If this fragility is accepted, respected and even blessed, it can be transformed in a privileged meeting occasion. In fact, we have the impression that, just when and because, everything else is lost and every mask torn, the relationships can really find its place in the heart of existence. The relationships with others, the relationship with God. Relationships between people, between those who are healthy and those who are not, between those who need help and those who are in able to offer it. Relationship with God, who unequivocally has demonstrated me through many guests, it does not fail to indwelling us, giving us strength and peace even in the worst storms, if only we consent, sometimes as the last lifeline, to deliver the helm to him of our life.

It is perhaps for this reason that despite the great suffering encountered, Cottolengo is appeared to my eyes as a place overflowing with life. A place where it was possible to contemplate the good sprouting between the folds of pain, the fragility becoming through one Beauty, revealing itself, to quote an expression of a cottolenghino brother, “a wound that becomes a slot”.

 

Stefano Guadagnino, first year novice

When prayer becomes…preparing breakfast

by Alessandro Di Mauro

During novitiate life it happens, on a rotating basis, that we have to prepare breakfast for everyone before starting individual morning prayer. In such cases, one of us needs to wake up a little earlier than the others to be able to reconcile preparation time and meditation time. I have sometimes wondered if it is really necessary for us to be present when doing this service or if there is a deeper reason for doing it.

For some time now, when the alarm clock rings in the morning, I often feel, in my heart, the desire to meet the Lord during my personal prayer and in the Eucharistic celebration that we live daily. I have, however, realised that even when I have to anticipate the alarm clock for breakfast, the desire does not change and it almost seems to me that this also enters into the dynamic of meeting Him.  A question then arises for me: is it possible that even the act of preparing breakfast for everyone is somehow part of a form of prayer? To answer this question, I immediately ask myself another: what is the meaning of Christian prayer? I believe that prayer is an encounter with the Lord to deepen more and more the communion of life with Him. As St Teresa of Avila used to say, it is the moment when I meet the Beloved. On the other hand, if we read the Gospels, Jesus himself often stopped to pray alone in the intimacy of dialogue with the Father, so much so that it triggered the Apostles’ desire to understand how to pray: ‘Lord teach us how to pray’. What needs prompted them to make this request? Certainly the example of Jesus must have been a driving force: as the Master prays, it is good that we also pray; but I believe, first and foremost, they had the desire to experience the same encounter as Jesus with God the Father. In prayer, therefore, two freedoms meet, that of the believer who seeks the Lord and that of God who has the desire to be heard by those who pray to him. This is also the reason why it is, often, complicated to pray, because on the one hand there is a supernatural dynamic, whereby prayer is a gift from God, for which one’s heart must be prepared; on the other hand it is a human encounter that takes place in ordinary life, a challenge to recognise God’s voice that is often covered by the din of everyday life.

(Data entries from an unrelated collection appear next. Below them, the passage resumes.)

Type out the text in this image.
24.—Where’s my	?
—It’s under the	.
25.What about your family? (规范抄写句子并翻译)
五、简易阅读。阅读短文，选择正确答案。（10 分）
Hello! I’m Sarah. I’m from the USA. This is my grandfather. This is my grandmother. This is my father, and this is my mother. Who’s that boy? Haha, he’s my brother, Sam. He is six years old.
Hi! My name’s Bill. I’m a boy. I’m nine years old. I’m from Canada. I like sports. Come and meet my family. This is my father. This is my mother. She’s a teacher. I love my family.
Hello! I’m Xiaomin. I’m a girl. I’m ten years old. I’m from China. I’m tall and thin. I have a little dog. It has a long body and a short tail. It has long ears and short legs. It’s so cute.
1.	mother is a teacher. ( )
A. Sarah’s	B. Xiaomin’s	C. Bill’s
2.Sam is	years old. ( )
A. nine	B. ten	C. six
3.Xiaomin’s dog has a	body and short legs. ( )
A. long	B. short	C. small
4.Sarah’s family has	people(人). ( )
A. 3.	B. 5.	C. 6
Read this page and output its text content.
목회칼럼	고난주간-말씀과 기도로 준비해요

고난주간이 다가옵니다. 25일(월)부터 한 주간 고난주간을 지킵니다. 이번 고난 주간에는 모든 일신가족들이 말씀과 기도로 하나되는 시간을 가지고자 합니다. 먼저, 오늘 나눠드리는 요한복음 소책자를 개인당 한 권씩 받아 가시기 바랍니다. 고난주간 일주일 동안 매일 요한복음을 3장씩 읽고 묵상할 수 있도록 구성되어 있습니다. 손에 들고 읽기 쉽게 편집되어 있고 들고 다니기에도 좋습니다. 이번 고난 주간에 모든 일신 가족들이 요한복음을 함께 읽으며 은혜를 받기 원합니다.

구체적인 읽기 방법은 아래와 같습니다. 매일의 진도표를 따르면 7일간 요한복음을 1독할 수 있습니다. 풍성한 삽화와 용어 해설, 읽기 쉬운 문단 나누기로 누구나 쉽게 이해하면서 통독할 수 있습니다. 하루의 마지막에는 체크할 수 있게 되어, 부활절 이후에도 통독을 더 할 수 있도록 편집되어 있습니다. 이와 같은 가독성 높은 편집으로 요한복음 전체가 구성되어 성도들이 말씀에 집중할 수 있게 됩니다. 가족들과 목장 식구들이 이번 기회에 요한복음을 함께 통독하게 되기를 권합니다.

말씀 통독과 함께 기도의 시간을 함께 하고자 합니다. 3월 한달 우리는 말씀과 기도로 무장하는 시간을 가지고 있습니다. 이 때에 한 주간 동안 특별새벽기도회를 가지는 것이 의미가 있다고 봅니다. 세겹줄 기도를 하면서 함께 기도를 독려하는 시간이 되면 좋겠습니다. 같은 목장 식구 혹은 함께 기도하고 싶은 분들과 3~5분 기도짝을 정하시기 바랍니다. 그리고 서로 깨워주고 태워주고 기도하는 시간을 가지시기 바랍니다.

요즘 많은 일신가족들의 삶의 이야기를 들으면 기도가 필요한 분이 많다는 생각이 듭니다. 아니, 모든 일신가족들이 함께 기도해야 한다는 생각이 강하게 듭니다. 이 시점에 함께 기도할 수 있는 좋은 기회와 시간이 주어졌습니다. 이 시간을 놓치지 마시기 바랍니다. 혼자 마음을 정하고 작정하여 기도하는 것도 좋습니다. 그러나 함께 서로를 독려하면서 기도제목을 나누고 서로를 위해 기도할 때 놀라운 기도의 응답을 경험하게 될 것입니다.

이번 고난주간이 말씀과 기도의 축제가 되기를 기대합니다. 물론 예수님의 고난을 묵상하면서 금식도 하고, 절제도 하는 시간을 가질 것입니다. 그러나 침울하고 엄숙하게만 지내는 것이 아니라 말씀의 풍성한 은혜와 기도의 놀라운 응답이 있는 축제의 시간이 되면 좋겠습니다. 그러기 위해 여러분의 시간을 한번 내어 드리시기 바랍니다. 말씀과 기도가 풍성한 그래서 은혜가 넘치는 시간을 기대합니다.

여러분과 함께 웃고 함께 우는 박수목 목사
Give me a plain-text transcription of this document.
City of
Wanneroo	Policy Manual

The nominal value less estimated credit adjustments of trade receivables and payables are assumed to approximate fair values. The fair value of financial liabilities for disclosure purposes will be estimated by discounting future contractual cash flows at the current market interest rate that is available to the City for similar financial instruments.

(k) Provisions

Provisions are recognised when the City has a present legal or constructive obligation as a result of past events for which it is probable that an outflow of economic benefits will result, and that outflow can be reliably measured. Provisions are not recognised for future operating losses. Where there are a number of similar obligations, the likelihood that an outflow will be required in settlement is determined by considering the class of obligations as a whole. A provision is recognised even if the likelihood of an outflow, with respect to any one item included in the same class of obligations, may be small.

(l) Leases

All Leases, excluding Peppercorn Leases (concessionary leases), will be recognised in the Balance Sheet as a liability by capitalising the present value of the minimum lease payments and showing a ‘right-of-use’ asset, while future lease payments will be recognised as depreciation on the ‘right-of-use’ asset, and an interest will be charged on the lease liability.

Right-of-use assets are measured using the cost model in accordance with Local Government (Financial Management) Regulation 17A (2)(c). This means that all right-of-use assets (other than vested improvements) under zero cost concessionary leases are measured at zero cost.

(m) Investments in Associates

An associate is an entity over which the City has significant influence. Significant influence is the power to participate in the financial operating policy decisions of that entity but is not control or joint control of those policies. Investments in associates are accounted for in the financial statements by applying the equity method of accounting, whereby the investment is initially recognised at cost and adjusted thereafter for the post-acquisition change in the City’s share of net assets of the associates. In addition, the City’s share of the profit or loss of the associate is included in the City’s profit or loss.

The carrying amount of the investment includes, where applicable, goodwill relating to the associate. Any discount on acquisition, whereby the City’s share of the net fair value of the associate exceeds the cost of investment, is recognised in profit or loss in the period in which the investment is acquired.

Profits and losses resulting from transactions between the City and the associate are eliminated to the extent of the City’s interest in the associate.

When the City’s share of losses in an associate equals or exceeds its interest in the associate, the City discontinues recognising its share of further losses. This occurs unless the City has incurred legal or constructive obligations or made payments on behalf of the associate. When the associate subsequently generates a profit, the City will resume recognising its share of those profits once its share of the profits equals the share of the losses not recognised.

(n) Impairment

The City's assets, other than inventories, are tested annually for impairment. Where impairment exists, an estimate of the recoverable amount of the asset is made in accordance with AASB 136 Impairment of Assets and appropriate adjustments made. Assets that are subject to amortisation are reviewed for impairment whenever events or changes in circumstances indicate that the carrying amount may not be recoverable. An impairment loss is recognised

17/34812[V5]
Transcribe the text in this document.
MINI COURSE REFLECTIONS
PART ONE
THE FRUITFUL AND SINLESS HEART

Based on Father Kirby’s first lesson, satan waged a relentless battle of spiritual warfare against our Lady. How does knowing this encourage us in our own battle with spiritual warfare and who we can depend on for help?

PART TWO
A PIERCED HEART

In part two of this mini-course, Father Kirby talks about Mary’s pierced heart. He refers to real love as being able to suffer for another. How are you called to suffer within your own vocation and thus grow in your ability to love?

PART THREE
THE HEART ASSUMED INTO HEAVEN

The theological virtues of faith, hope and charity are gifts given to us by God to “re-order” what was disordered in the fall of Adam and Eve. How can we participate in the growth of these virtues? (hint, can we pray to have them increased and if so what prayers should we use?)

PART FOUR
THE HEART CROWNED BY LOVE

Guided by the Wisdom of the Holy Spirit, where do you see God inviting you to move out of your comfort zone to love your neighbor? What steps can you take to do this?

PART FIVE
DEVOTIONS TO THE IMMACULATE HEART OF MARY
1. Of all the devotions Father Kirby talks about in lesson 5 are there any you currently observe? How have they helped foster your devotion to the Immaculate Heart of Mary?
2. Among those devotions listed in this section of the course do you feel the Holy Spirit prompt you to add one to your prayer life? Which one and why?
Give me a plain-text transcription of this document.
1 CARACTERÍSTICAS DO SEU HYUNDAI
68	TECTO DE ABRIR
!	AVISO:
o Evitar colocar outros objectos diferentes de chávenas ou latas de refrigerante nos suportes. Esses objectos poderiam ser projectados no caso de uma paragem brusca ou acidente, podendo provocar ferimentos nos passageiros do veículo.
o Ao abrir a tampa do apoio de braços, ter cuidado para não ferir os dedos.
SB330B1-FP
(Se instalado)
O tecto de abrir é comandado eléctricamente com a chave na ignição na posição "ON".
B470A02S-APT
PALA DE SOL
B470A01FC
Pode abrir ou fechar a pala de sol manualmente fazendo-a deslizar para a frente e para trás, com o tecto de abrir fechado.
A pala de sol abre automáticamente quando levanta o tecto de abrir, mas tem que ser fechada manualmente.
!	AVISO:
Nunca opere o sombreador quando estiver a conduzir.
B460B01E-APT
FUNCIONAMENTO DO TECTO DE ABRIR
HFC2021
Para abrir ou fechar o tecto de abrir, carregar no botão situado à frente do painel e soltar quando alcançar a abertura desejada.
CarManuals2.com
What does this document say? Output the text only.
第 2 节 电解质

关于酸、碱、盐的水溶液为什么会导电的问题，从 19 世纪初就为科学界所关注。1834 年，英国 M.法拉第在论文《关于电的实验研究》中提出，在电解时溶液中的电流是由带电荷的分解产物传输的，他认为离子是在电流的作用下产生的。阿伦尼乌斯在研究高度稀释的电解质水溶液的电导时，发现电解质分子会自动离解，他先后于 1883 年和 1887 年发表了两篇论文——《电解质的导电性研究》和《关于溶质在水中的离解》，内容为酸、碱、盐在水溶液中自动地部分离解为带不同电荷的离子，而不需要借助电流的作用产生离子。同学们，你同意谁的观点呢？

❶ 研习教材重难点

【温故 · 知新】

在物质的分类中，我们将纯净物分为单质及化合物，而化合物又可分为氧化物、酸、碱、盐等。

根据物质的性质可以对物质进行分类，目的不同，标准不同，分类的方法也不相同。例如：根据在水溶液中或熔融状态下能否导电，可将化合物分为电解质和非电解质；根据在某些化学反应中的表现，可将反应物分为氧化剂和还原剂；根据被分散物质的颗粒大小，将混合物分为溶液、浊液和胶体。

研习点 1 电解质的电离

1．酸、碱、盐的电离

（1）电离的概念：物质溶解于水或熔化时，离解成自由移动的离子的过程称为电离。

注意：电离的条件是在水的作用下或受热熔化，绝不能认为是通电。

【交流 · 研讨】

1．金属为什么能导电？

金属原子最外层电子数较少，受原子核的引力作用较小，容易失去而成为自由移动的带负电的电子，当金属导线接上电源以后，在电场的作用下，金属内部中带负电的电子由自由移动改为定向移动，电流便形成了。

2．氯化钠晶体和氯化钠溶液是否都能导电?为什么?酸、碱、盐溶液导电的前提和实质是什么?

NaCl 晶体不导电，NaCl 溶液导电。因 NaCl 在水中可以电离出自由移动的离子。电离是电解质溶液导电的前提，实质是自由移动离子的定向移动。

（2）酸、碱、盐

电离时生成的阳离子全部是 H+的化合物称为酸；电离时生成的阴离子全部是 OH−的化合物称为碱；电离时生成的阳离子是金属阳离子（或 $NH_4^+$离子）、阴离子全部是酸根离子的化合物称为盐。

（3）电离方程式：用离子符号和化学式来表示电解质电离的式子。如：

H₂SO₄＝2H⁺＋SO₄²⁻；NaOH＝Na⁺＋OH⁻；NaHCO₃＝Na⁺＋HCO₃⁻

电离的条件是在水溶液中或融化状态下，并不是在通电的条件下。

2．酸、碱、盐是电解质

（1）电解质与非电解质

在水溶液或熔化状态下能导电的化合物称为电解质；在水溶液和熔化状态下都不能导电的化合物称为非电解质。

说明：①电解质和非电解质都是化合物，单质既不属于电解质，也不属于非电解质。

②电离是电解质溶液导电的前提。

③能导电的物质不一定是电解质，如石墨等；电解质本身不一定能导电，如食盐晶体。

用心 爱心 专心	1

But back to breakfast! What does this have to do with its preparation? Nothing, if one approaches preparation thinking that the purpose is to have some milk, coffee and tea ready on time. But if one lives this operation savouring every single moment of it – from picking up the coffee pots to preparing them, to hearing the whistle of the coffee ready and enjoying the heat that the vapours give off when it is poured into the thermos – thinking that this gesture will be of help to the brethren, to those whom the Lord has placed beside him, something changes. By living the preparation in this way, even these gestures can become an encounter with God the Father, for whom I recognise in the other a brother for whom it is well worth losing half an hour of sleep.